Originally published on 13 May 2022

I recently encountered some issues with the login shell on one of my FreeBSD machines. Somehow, an upgrade apparently broke the Bash shell that I had assigned to the account. Unfortnately, as this was my only root account, I had no way to login.

In order to fix the issue, I power-cycled the virtual machine and then activated the web-based console, selecting the option to boot into “Single User Mode”. Booting into a machine in this mode is useful when you have make repairs to a broken system but does require some extra precaution as the FreeBSD Handbook states:

This mode is typically used to repair a system that will not boot or to reset the root password when it is not known. While in single user mode, networking and other virtual consoles are not available. However, full root access to the system is available, and by default, the root password is not needed.

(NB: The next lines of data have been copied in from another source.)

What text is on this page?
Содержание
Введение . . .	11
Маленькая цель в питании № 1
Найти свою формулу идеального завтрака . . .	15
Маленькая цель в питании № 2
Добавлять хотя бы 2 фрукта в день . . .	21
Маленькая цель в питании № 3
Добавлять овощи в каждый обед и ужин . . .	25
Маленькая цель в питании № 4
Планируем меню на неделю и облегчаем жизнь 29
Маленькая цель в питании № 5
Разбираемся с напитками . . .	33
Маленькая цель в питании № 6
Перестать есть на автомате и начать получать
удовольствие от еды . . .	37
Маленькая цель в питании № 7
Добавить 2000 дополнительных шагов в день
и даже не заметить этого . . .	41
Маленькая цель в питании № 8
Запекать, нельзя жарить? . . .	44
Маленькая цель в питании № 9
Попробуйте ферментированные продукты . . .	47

By default, the root filesystem is read-only when you boot into Single User mode:

Enter full pathname of shell or RETURN for /bin/sh:
root@:/ # mount
zroot/ROOT/default on / (zfs, local. noatime, read-only, nfsv4acls)
devfs on /dev (devfs)

You can change the read/write status of a mounted filesystem using the mount(8) command:

root@:/ # mount -u /

root@:/ # mount
zroot/ROOT/default on / (zfs, local. noatime, nfsv4acls)
devfs on /dev (devfs)

Now we can change the account’s shell back to the default shell, /bin/sh:

root@:/ # chsh -s /bin/sh username

Finally, you can exit the shell to allow the system to continue with the normal boot process:

root@:/ # exit

Apparently it’s a good idea to never change the default shell of your root account, a lesson I have now readily learned!